HOUSTON COUNTY, Ga. — Children under 5 are the latest candidates for the COVID-19 vaccine. Now that the shot is available for all virtually Americans, it's changing the conversation between doctors and parents.
For nearly two years, Americans have faced the choice whether or not to get the COVID-19 vaccine. Now, can decide for their children 5 and under.
"I do think it’s interesting how they keep lowering the age and I don’t necessarily know if that’s due to availability or if they need to do further research, but I do find that interesting," says parent Danielle Andrews.
Andrews is vaccinated but says she's already made the decision about her 1-year-old son, but that could change down the line.
"There's too many unknowns still with him, like he's still developing, what are his allergies, things like that, taste buds all of that. I think easily as he got older, probably around the five-year threshold," the mom explained.

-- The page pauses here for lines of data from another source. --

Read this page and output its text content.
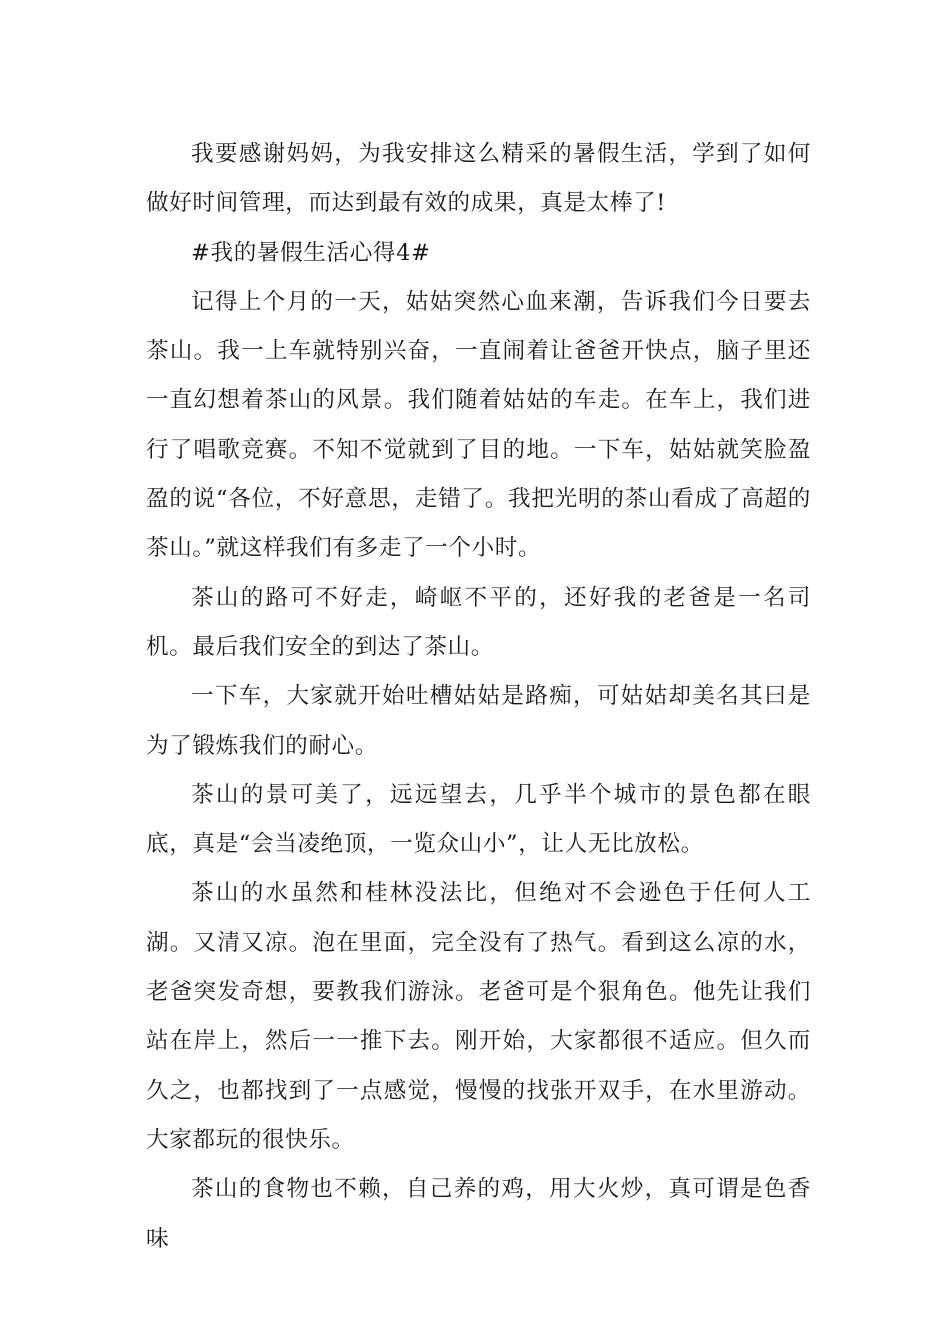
我要感谢妈妈，为我安排这么精采的暑假生活，学到了如何做好时间管理，而达到最有效的成果，真是太棒了!

#我的暑假生活心得4#

记得上个月的一天，姑姑突然心血来潮，告诉我们今日要去茶山。我一上车就特别兴奋，一直闹着让爸爸开快点，脑子里还一直幻想着茶山的风景。我们随着姑姑的车走。在车上，我们进行了唱歌竞赛。不知不觉就到了目的地。一下车，姑姑就笑脸盈盈的说“各位，不好意思，走错了。我把光明的茶山看成了高超的茶山。”就这样我们有多走了一个小时。

茶山的路可不好走，崎岖不平的，还好我的老爸是一名司机。最后我们安全的到达了茶山。

一下车，大家就开始吐槽姑姑是路痴，可姑姑却美名其曰是为了锻炼我们的耐心。

茶山的景可美了，远远望去，几乎半个城市的景色都在眼底，真是“会当凌绝顶，一览众山小”，让人无比放松。

茶山的水虽然和桂林没法比，但绝对不会逊色于任何人工湖。又清又凉。泡在里面，完全没有了热气。看到这么凉的水，老爸突发奇想，要教我们游泳。老爸可是个狠角色。他先让我们站在岸上，然后一一推下去。刚开始，大家都很不适应。但久而久之，也都找到了一点感觉，慢慢的找张开双手，在水里游动。大家都玩的很快乐。

茶山的食物也不赖，自己养的鸡，用大火炒，真可谓是色香味
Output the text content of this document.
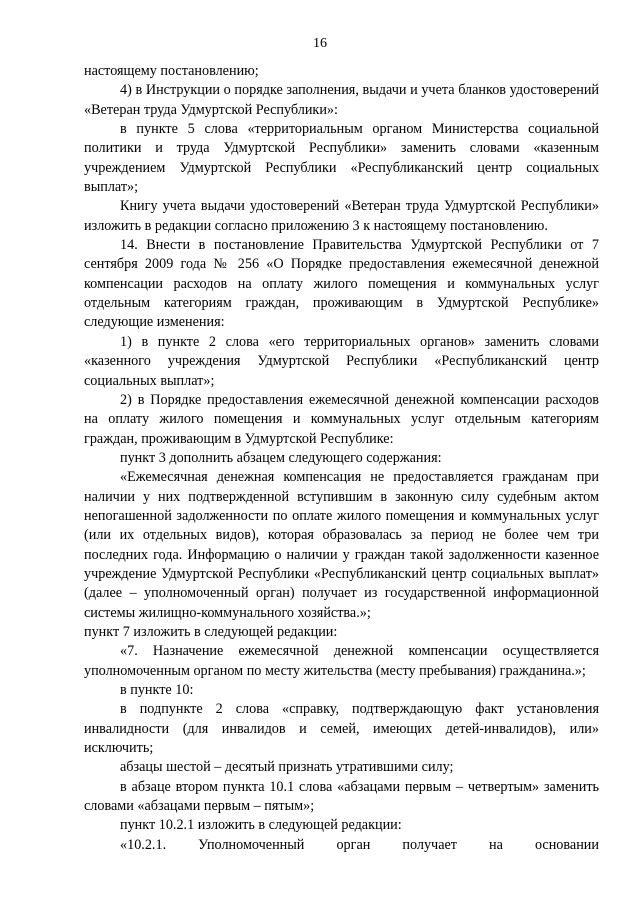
16

настоящему постановлению;

4) в Инструкции о порядке заполнения, выдачи и учета бланков удостоверений «Ветеран труда Удмуртской Республики»:

в пункте 5 слова «территориальным органом Министерства социальной политики и труда Удмуртской Республики» заменить словами «казенным учреждением Удмуртской Республики «Республиканский центр социальных выплат»;

Книгу учета выдачи удостоверений «Ветеран труда Удмуртской Республики» изложить в редакции согласно приложению 3 к настоящему постановлению.

14. Внести в постановление Правительства Удмуртской Республики от 7 сентября 2009 года № 256 «О Порядке предоставления ежемесячной денежной компенсации расходов на оплату жилого помещения и коммунальных услуг отдельным категориям граждан, проживающим в Удмуртской Республике» следующие изменения:

1) в пункте 2 слова «его территориальных органов» заменить словами «казенного учреждения Удмуртской Республики «Республиканский центр социальных выплат»;

2) в Порядке предоставления ежемесячной денежной компенсации расходов на оплату жилого помещения и коммунальных услуг отдельным категориям граждан, проживающим в Удмуртской Республике:

пункт 3 дополнить абзацем следующего содержания:

«Ежемесячная денежная компенсация не предоставляется гражданам при наличии у них подтвержденной вступившим в законную силу судебным актом непогашенной задолженности по оплате жилого помещения и коммунальных услуг (или их отдельных видов), которая образовалась за период не более чем три последних года. Информацию о наличии у граждан такой задолженности казенное учреждение Удмуртской Республики «Республиканский центр социальных выплат» (далее – уполномоченный орган) получает из государственной информационной системы жилищно-коммунального хозяйства.»;

пункт 7 изложить в следующей редакции:

«7. Назначение ежемесячной денежной компенсации осуществляется уполномоченным органом по месту жительства (месту пребывания) гражданина.»;

в пункте 10:

в подпункте 2 слова «справку, подтверждающую факт установления инвалидности (для инвалидов и семей, имеющих детей-инвалидов), или» исключить;

абзацы шестой – десятый признать утратившими силу;

в абзаце втором пункта 10.1 слова «абзацами первым – четвертым» заменить словами «абзацами первым – пятым»;

пункт 10.2.1 изложить в следующей редакции:

«10.2.1. Уполномоченный орган получает на основании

Dr. Lance Slade with Primary Pediatrics says for some parents, the conversations about the COVID-19 vaccine are changing.
"It's funny because anytime something's new, you have a lot of hesitancy like, 'I don't know about this, let someone else go first.' Then you have other people that are like, 'Hey, let's go first thing,' and sometimes it may be based on your personal experience," the doctor explained.
Slade says with the latest age group, the two-shot dosage remains the same and so do most possible side effects like soreness in the shot area, fever, and chills.
He says calls have increased at his office, soon adding to the millions of older children already vaccinated.
"As time has gone on, I think the COVID vaccine has become more comfortable for a lot of folks. I think there's 23 million children in the U.S. that have had both doses. There's also 26 million kids that have not had any when it comes to statistics of those older kids, so you're looking at a very split country," Slade said.
More than two million doses for the age group have been delivered around the U.S.